Uptake of weak acid and weak base chemotherapeutic drugs by tumors is greatly influenced by the tumor extracellular/interstitial pH (pH(e)), the intracellular pH (pH(i)) maintained by the tumor cells, and by the ionization properties of the drug itself. The acid-outside plasmalemmal pH gradient in tumors acts to exclude weak base drugs like the anthracyclines, anthraquinones, and vinca alkaloids from the cells, leading to a substantial degree of "physiological drug resistance" in tumors.

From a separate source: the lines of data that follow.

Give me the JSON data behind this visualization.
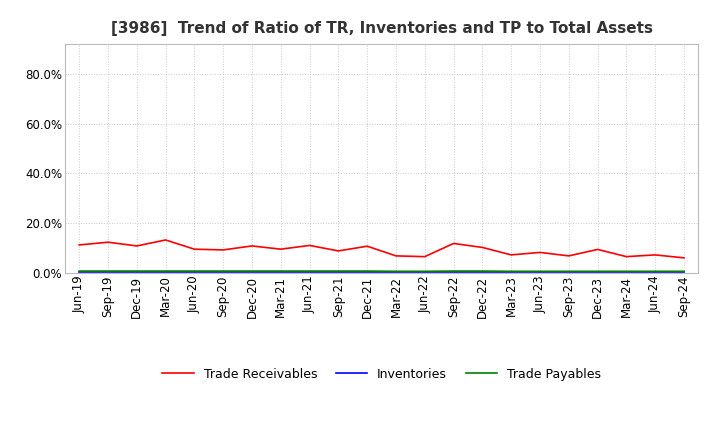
{
  "title": "[3986]  Trend of Ratio of TR, Inventories and TP to Total Assets",
  "title_fontsize": 11,
  "background_color": "#ffffff",
  "grid_color": "#cccccc",
  "ylim": [
    0,
    0.92
  ],
  "yticks": [
    0.0,
    0.2,
    0.4,
    0.6,
    0.8
  ],
  "ytick_labels": [
    "0.0%",
    "20.0%",
    "40.0%",
    "60.0%",
    "80.0%"
  ],
  "x_labels": [
    "Jun-19",
    "Sep-19",
    "Dec-19",
    "Mar-20",
    "Jun-20",
    "Sep-20",
    "Dec-20",
    "Mar-21",
    "Jun-21",
    "Sep-21",
    "Dec-21",
    "Mar-22",
    "Jun-22",
    "Sep-22",
    "Dec-22",
    "Mar-23",
    "Jun-23",
    "Sep-23",
    "Dec-23",
    "Mar-24",
    "Jun-24",
    "Sep-24"
  ],
  "trade_receivables": [
    0.112,
    0.123,
    0.108,
    0.132,
    0.095,
    0.092,
    0.108,
    0.095,
    0.11,
    0.088,
    0.107,
    0.068,
    0.065,
    0.118,
    0.102,
    0.072,
    0.082,
    0.068,
    0.094,
    0.065,
    0.072,
    0.06
  ],
  "inventories": [
    0.003,
    0.003,
    0.003,
    0.003,
    0.003,
    0.003,
    0.003,
    0.003,
    0.003,
    0.003,
    0.003,
    0.003,
    0.003,
    0.003,
    0.003,
    0.003,
    0.003,
    0.003,
    0.003,
    0.003,
    0.003,
    0.003
  ],
  "trade_payables": [
    0.007,
    0.007,
    0.007,
    0.007,
    0.007,
    0.007,
    0.007,
    0.007,
    0.007,
    0.007,
    0.007,
    0.006,
    0.006,
    0.007,
    0.007,
    0.006,
    0.006,
    0.006,
    0.006,
    0.006,
    0.006,
    0.006
  ],
  "tr_color": "#ff0000",
  "inv_color": "#0000ff",
  "tp_color": "#008000",
  "line_width": 1.2,
  "legend_labels": [
    "Trade Receivables",
    "Inventories",
    "Trade Payables"
  ],
  "legend_fontsize": 9,
  "tick_fontsize": 8.5
}
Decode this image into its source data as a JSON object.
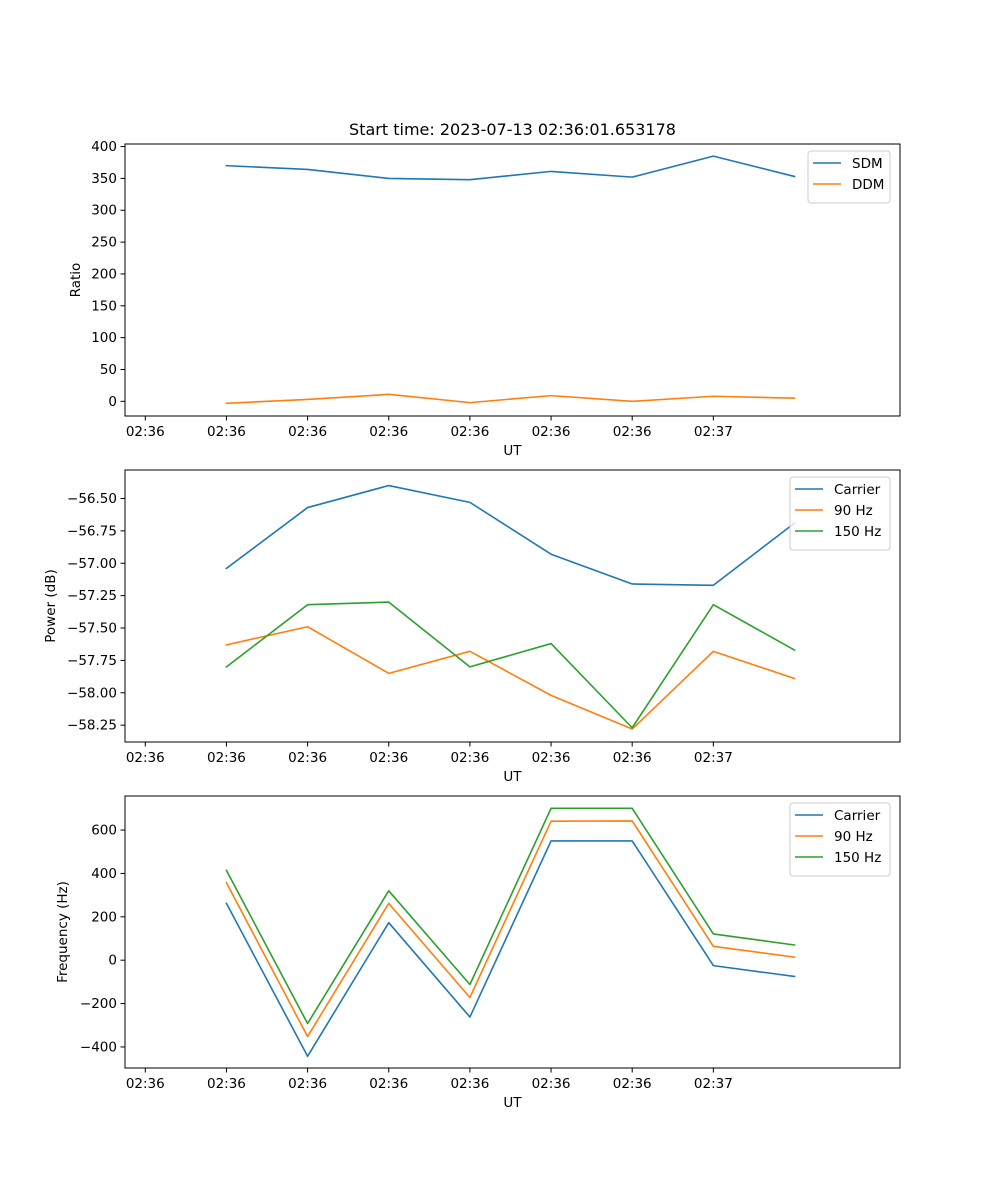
{
  "chart_data": [
    {
      "type": "line",
      "title": "Start time: 2023-07-13 02:36:01.653178",
      "xlabel": "UT",
      "ylabel": "Ratio",
      "x_tick_labels": [
        "02:36",
        "02:36",
        "02:36",
        "02:36",
        "02:36",
        "02:36",
        "02:36",
        "02:37"
      ],
      "xlim": [
        -0.25,
        9.3
      ],
      "x": [
        1,
        2,
        3,
        4,
        5,
        6,
        7,
        8
      ],
      "ylim": [
        -23,
        404
      ],
      "y_ticks": [
        0,
        50,
        100,
        150,
        200,
        250,
        300,
        350,
        400
      ],
      "y_tick_labels": [
        "0",
        "50",
        "100",
        "150",
        "200",
        "250",
        "300",
        "350",
        "400"
      ],
      "legend_position": "top-right",
      "series": [
        {
          "name": "SDM",
          "color": "#1f77b4",
          "values": [
            370,
            364,
            350,
            348,
            361,
            352,
            385,
            353
          ]
        },
        {
          "name": "DDM",
          "color": "#ff7f0e",
          "values": [
            -3,
            3,
            11,
            -2,
            9,
            0,
            8,
            5
          ]
        }
      ]
    },
    {
      "type": "line",
      "title": "",
      "xlabel": "UT",
      "ylabel": "Power (dB)",
      "x_tick_labels": [
        "02:36",
        "02:36",
        "02:36",
        "02:36",
        "02:36",
        "02:36",
        "02:36",
        "02:37"
      ],
      "xlim": [
        -0.25,
        9.3
      ],
      "x": [
        1,
        2,
        3,
        4,
        5,
        6,
        7,
        8
      ],
      "ylim": [
        -58.38,
        -56.28
      ],
      "y_ticks": [
        -58.25,
        -58.0,
        -57.75,
        -57.5,
        -57.25,
        -57.0,
        -56.75,
        -56.5
      ],
      "y_tick_labels": [
        "−58.25",
        "−58.00",
        "−57.75",
        "−57.50",
        "−57.25",
        "−57.00",
        "−56.75",
        "−56.50"
      ],
      "legend_position": "top-right",
      "series": [
        {
          "name": "Carrier",
          "color": "#1f77b4",
          "values": [
            -57.04,
            -56.57,
            -56.4,
            -56.53,
            -56.93,
            -57.16,
            -57.17,
            -56.69
          ]
        },
        {
          "name": "90 Hz",
          "color": "#ff7f0e",
          "values": [
            -57.63,
            -57.49,
            -57.85,
            -57.68,
            -58.02,
            -58.28,
            -57.68,
            -57.89
          ]
        },
        {
          "name": "150 Hz",
          "color": "#2ca02c",
          "values": [
            -57.8,
            -57.32,
            -57.3,
            -57.8,
            -57.62,
            -58.27,
            -57.32,
            -57.67
          ]
        }
      ]
    },
    {
      "type": "line",
      "title": "",
      "xlabel": "UT",
      "ylabel": "Frequency (Hz)",
      "x_tick_labels": [
        "02:36",
        "02:36",
        "02:36",
        "02:36",
        "02:36",
        "02:36",
        "02:36",
        "02:37"
      ],
      "xlim": [
        -0.25,
        9.3
      ],
      "x": [
        1,
        2,
        3,
        4,
        5,
        6,
        7,
        8
      ],
      "ylim": [
        -497,
        757
      ],
      "y_ticks": [
        -400,
        -200,
        0,
        200,
        400,
        600
      ],
      "y_tick_labels": [
        "−400",
        "−200",
        "0",
        "200",
        "400",
        "600"
      ],
      "legend_position": "top-right",
      "series": [
        {
          "name": "Carrier",
          "color": "#1f77b4",
          "values": [
            262,
            -443,
            173,
            -262,
            550,
            550,
            -25,
            -75
          ]
        },
        {
          "name": "90 Hz",
          "color": "#ff7f0e",
          "values": [
            357,
            -352,
            262,
            -172,
            641,
            642,
            64,
            14
          ]
        },
        {
          "name": "150 Hz",
          "color": "#2ca02c",
          "values": [
            414,
            -292,
            320,
            -112,
            700,
            700,
            121,
            70
          ]
        }
      ]
    }
  ]
}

We have induced acute metabolic alkalosis in C3H tumor-bearing C3H/hen mice, by gavage and by intraperitoneal (i.p.) administration of NaHCO(3). (31)P magnetic resonance spectroscopic measurements of 3-aminopropylphosphonate show increases of up to 0.6 pH units in tumor pH(e), and 0.2 to 0.3 pH units in hind leg tissue pH(e), within 2 hours of i.p. administration of NaHCO(3). Theoretical calculations of mitoxantrone uptake into tumor and normal (hind leg) tissue at the measured pH(e) and pH(i) values indicate that a gain in therapeutic index of up to 3.3-fold is possible with NaHCO(3) pretreatment. Treatment of C3H tumor-bearing mice with 12 mg/kg mitoxantrone resulted in a tumor growth delay of 9 days, whereas combined NaHCO(3)--mitoxantrone therapy resulted in an enhancement of the TGD to 16 days.